I love music as a listener (and as an awkward but enthusiastic dancer), but I have no talent for it and don’t play an instrument. But still, I find that certain songs contain full years of my life, and others can take me back to a single moment. This is particularly true of summer music: songs that played over and over on the radio on long, lazy days can bring back the smell of Coppertone and the feel of hot sand under my feet. There are studies that show that the music we listened to during our teenage years actually attaches itself to our emotional memory in a much deeper way than music we hear for the first time as adults. If anything was going to unlock the fortress around Sam’s heart, it would be music.
Who was your favorite character to write, and why?
Probably Wyatt. He’s a bit introverted like I am, and I liked watching him bide his time with Sam, both as a kid and as an adult. He keeps his feelings hidden for a lot of the novel, but I could always tell where he was emotionally. Also, it was fun writing about a person with a secret, who isn’t exactly lying but isn’t exactly being forthcoming either.
Why did you decide to structure the novel between the past and present, and from Sam and Wyatt’s perspectives in the past? How do you think this storytelling technique adds to the reading experience?
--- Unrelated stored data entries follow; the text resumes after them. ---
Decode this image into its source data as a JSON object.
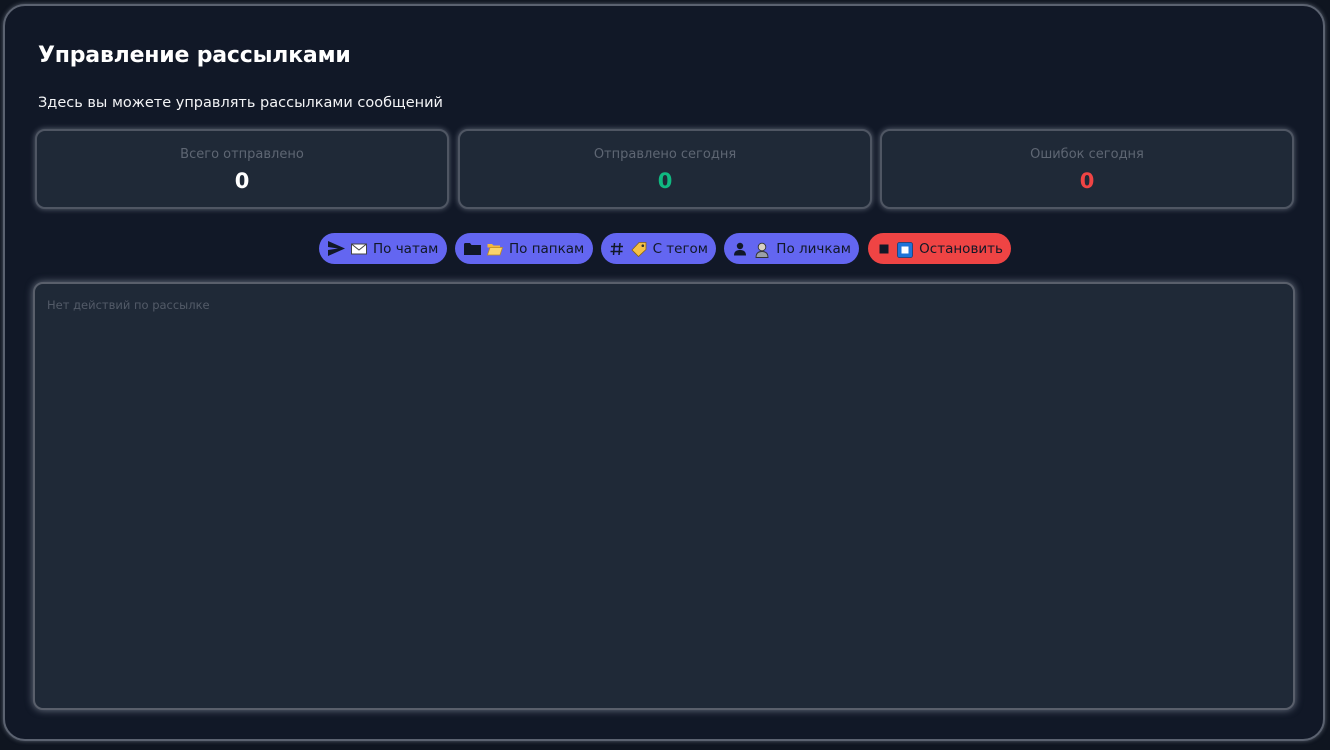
{
  "header": {
    "title": "Управление рассылками",
    "subtitle": "Здесь вы можете управлять рассылками сообщений"
  },
  "stats": [
    {
      "label": "Всего отправлено",
      "value": "0",
      "color": "#ffffff"
    },
    {
      "label": "Отправлено сегодня",
      "value": "0",
      "color": "#10b981"
    },
    {
      "label": "Ошибок сегодня",
      "value": "0",
      "color": "#ef4444"
    }
  ],
  "actions": [
    {
      "label": "По чатам",
      "icon": "send-icon",
      "emoji": "envelope-icon"
    },
    {
      "label": "По папкам",
      "icon": "folder-icon",
      "emoji": "open-folder-icon"
    },
    {
      "label": "С тегом",
      "icon": "hashtag-icon",
      "emoji": "tag-icon"
    },
    {
      "label": "По личкам",
      "icon": "user-icon",
      "emoji": "person-icon"
    },
    {
      "label": "Остановить",
      "icon": "stop-icon",
      "emoji": "stop-button-icon"
    }
  ],
  "log": {
    "empty_text": "Нет действий по рассылке"
  },
  "colors": {
    "accent": "#6366f1",
    "danger": "#ef4444",
    "success": "#10b981",
    "background": "#111827",
    "card": "#1f2937"
  }
}
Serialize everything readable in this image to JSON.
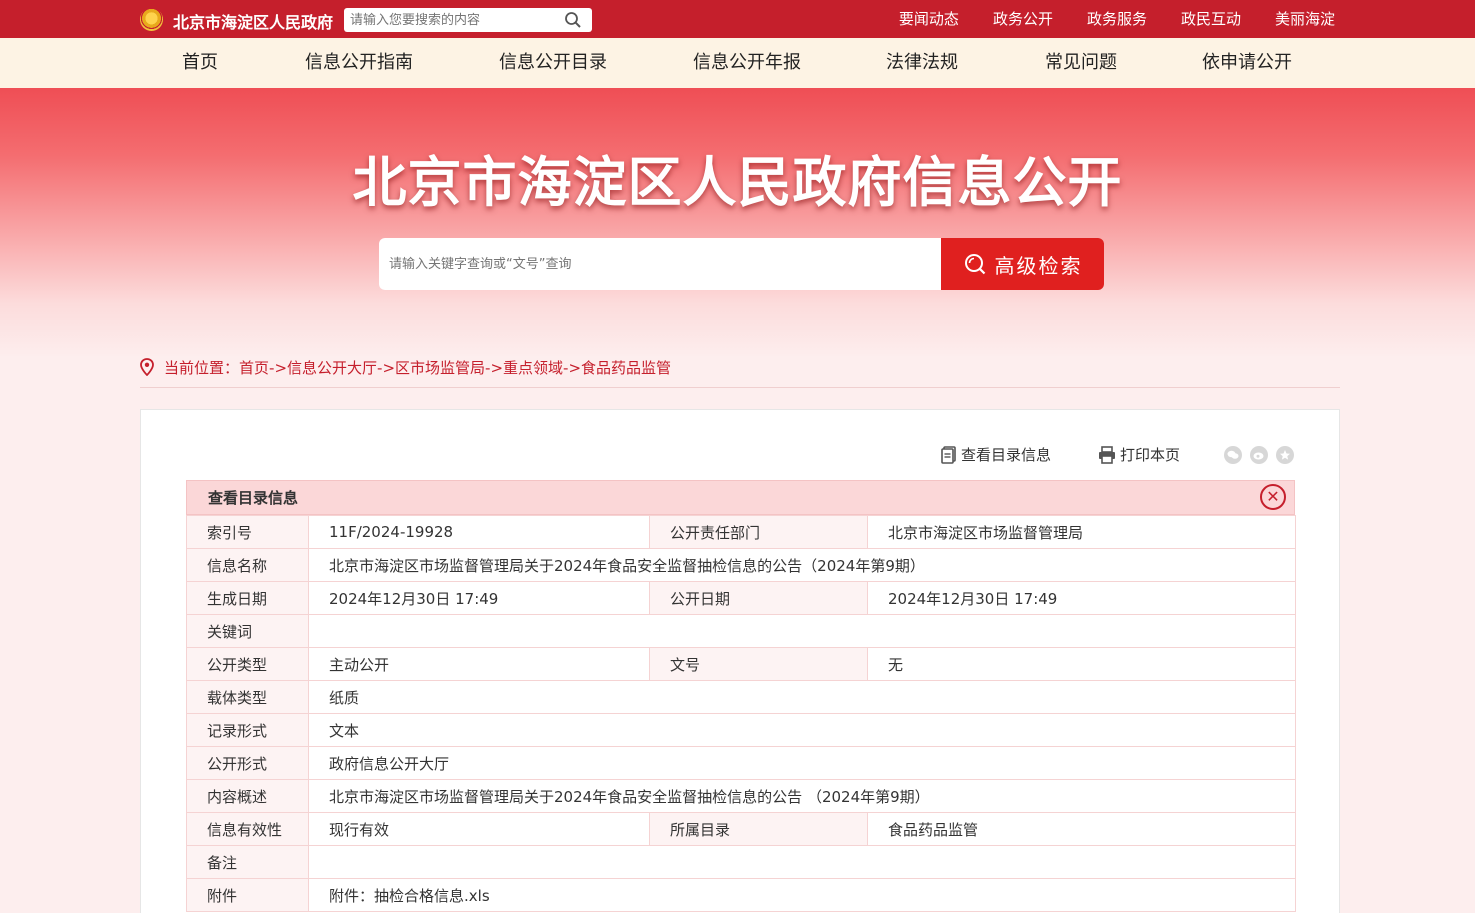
{
  "header": {
    "site_name": "北京市海淀区人民政府",
    "search_placeholder": "请输入您要搜索的内容",
    "links": [
      "要闻动态",
      "政务公开",
      "政务服务",
      "政民互动",
      "美丽海淀"
    ]
  },
  "nav": [
    "首页",
    "信息公开指南",
    "信息公开目录",
    "信息公开年报",
    "法律法规",
    "常见问题",
    "依申请公开"
  ],
  "banner": {
    "title": "北京市海淀区人民政府信息公开",
    "search_placeholder": "请输入关键字查询或“文号”查询",
    "advanced_button": "高级检索"
  },
  "breadcrumb": {
    "prefix": "当前位置：",
    "items": [
      "首页",
      "信息公开大厅",
      "区市场监管局",
      "重点领域",
      "食品药品监管"
    ],
    "separator": "->"
  },
  "tools": {
    "view_catalog": "查看目录信息",
    "print": "打印本页"
  },
  "info": {
    "title": "查看目录信息",
    "rows": {
      "index_label": "索引号",
      "index_value": "11F/2024-19928",
      "dept_label": "公开责任部门",
      "dept_value": "北京市海淀区市场监督管理局",
      "name_label": "信息名称",
      "name_value": "北京市海淀区市场监督管理局关于2024年食品安全监督抽检信息的公告（2024年第9期）",
      "gen_date_label": "生成日期",
      "gen_date_value": "2024年12月30日 17:49",
      "pub_date_label": "公开日期",
      "pub_date_value": "2024年12月30日 17:49",
      "keywords_label": "关键词",
      "keywords_value": "",
      "pub_type_label": "公开类型",
      "pub_type_value": "主动公开",
      "doc_no_label": "文号",
      "doc_no_value": "无",
      "carrier_label": "载体类型",
      "carrier_value": "纸质",
      "record_label": "记录形式",
      "record_value": "文本",
      "pub_form_label": "公开形式",
      "pub_form_value": "政府信息公开大厅",
      "summary_label": "内容概述",
      "summary_value": "北京市海淀区市场监督管理局关于2024年食品安全监督抽检信息的公告 （2024年第9期）",
      "validity_label": "信息有效性",
      "validity_value": "现行有效",
      "catalog_label": "所属目录",
      "catalog_value": "食品药品监管",
      "remark_label": "备注",
      "remark_value": "",
      "attach_label": "附件",
      "attach_value": "附件：抽检合格信息.xls"
    }
  }
}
Memory is such a subjective thing. If I told you the story of an old summer romance of mine, I’d give you the general idea of when it was and where we were, but I wouldn’t do it justice because I can’t quite see the details from this far away. I might tell you that I really liked him, but I would trivialize the whole thing because I don’t remember exactly the way it felt when he looked at me or what it was like when we broke up. This is especially true for this story because of how much work Sam has done to dismiss the importance of her relationship with Wyatt. I thought it was important for the reader to experience what falling in love was like for Sam and Wyatt in real time so they could understand why it still mattered.
Although this is a story about Sam and Wyatt, Same Time Next Summer also feels like a story of the complicated nature of family. Why is it important that family be represented in this story? How does it inform Sam and Wyatt’s choices and behaviors?
I grew up in a family and I’m now raising one, and I can tell you one thing for sure: a family is a complex living organism. Everything that happens to any family member affects the others. Our moods, our victories, and our horrible mistakes shape how everyone else in the family grows. We are limited by one another’s beliefs and thrust forward by one another’s successes. This is why family stories intrigue me so much. Human beings who are woven together by proximity, genetics, and love have a lot to sort out.